Objective response rate is the primary endpoint, with progression-free survival and overall survival being the secondary endpoint.
Immune-Onc Therapeutics CEO Charlene Liao said: “IO-108 has demonstrated promising clinical efficacy as a single agent and has a well-established safety profile to combine with different standard of care regimens. Dosing the first patient in this trial represents a significant advancement for Immune-Onc and, more importantly, for people battling advanced liver cancer.
“We are excited to work with Roche to investigate how this combination therapy with IO-108 could enhance the current standard of care and offer improved outcomes for those who urgently need new therapeutic options.”
As per the clinical partnership agreement terms, Roche will oversee the operation of the study, with Immune-Onc supplying IO-108 and retaining worldwide rights to the antibody.

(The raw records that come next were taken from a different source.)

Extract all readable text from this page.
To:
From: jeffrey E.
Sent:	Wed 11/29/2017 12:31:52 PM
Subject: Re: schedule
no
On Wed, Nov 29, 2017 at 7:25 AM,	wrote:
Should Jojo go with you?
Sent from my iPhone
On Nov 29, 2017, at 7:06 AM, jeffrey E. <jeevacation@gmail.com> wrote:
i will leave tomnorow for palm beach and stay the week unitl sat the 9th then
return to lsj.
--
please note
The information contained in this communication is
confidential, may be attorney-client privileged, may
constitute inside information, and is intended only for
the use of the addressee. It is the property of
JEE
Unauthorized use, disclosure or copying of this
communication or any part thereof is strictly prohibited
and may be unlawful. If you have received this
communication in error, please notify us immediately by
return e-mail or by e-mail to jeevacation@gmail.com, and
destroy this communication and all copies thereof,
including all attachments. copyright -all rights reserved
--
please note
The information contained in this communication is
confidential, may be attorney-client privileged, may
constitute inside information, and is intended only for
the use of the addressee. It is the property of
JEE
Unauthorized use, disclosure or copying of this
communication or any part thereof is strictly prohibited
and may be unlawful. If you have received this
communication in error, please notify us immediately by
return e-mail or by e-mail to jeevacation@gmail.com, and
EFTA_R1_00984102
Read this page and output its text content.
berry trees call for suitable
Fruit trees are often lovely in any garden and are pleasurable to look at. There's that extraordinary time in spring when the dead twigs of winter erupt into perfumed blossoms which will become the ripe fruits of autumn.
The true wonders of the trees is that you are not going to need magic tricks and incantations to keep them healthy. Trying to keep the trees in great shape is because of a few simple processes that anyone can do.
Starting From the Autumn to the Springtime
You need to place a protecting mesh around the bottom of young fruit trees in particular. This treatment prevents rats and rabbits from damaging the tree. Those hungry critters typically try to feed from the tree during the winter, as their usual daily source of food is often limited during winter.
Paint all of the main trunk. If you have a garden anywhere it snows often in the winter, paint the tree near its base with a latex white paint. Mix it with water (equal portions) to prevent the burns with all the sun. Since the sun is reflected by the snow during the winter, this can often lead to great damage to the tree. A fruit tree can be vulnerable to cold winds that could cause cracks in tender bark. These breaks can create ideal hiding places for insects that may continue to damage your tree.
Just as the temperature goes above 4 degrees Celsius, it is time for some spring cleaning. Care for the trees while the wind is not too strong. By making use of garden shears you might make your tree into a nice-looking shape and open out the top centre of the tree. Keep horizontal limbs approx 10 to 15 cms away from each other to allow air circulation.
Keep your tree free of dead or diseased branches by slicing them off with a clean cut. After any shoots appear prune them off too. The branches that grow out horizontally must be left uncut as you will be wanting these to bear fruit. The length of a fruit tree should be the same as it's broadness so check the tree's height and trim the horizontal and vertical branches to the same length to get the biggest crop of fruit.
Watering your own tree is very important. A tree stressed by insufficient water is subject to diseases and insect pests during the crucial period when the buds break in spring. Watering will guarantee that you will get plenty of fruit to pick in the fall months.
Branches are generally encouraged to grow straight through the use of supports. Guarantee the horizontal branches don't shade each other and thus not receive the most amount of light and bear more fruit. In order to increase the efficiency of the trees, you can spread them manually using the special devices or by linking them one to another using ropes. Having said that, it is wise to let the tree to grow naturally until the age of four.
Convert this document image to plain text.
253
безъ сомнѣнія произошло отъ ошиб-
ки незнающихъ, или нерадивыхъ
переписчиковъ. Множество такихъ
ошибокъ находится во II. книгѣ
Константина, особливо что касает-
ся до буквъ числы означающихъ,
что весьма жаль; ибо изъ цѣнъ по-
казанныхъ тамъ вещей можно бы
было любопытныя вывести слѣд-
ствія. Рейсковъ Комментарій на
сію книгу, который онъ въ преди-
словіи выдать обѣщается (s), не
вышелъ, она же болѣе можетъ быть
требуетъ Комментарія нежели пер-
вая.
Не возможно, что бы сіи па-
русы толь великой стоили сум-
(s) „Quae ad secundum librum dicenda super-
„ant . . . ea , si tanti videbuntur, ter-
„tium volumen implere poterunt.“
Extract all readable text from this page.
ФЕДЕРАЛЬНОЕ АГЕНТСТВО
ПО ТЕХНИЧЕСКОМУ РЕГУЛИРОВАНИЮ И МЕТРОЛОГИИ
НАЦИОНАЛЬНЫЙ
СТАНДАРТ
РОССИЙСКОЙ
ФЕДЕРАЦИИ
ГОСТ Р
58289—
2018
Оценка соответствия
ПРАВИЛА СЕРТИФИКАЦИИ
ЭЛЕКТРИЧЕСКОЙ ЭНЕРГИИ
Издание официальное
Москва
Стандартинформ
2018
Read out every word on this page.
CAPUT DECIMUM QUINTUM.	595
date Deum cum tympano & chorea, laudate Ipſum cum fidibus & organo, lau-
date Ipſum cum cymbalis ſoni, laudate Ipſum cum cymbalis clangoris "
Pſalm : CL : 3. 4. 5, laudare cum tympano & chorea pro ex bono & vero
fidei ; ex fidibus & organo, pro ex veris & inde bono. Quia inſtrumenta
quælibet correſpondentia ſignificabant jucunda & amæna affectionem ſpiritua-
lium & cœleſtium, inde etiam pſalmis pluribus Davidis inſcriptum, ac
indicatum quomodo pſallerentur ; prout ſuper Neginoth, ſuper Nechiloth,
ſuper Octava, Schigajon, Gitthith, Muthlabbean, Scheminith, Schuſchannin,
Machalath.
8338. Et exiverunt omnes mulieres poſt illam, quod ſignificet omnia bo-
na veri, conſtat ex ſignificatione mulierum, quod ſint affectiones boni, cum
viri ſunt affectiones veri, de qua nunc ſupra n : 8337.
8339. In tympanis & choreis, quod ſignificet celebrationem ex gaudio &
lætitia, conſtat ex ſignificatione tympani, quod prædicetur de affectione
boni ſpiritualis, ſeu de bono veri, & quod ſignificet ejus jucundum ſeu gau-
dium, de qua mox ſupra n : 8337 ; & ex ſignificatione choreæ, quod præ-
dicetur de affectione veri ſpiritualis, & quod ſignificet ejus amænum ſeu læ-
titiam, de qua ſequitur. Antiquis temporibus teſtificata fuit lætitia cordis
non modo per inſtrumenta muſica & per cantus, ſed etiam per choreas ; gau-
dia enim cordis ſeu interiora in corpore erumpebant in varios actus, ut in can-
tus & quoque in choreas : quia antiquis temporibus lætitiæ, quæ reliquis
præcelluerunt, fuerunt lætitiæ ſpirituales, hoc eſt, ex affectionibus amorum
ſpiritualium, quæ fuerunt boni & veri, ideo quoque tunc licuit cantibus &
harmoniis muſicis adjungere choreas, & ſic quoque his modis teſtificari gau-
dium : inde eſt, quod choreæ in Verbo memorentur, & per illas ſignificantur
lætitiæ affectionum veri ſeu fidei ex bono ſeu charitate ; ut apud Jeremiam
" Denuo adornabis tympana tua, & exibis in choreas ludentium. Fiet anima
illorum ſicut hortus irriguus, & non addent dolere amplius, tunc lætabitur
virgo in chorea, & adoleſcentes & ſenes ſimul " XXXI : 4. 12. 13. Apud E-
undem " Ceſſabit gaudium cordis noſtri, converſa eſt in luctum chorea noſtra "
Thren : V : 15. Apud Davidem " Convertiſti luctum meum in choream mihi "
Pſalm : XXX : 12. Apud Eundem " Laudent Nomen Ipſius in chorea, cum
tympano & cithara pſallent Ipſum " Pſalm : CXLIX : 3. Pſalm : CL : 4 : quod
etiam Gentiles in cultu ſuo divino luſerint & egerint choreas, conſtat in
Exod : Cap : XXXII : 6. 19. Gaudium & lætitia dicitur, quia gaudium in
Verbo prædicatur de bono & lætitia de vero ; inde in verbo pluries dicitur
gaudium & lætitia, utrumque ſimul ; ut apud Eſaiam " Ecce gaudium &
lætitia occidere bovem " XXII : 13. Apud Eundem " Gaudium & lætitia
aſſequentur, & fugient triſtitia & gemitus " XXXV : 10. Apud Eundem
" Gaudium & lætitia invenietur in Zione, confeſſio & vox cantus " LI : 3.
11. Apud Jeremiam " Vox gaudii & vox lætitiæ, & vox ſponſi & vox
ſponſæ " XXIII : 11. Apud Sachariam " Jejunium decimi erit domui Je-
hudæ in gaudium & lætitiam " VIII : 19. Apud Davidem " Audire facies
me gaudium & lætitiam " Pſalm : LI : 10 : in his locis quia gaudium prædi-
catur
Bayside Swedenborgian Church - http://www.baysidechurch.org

Approved by the US Food and Drug Administration for HCC, the combination of atezolizumab and bevacizumab received the National Comprehensive Cancer Network’s recommendation as the standard of care.
IO-108 may diminish immune suppression by using myeloid cell modulation in the tumour environment, potentially improving the overall anti-tumour response.
The antibody has a ‘high’ affinity and specificity towards the myeloid checkpoint leukocyte immunoglobulin like receptor B2 (LILRB2).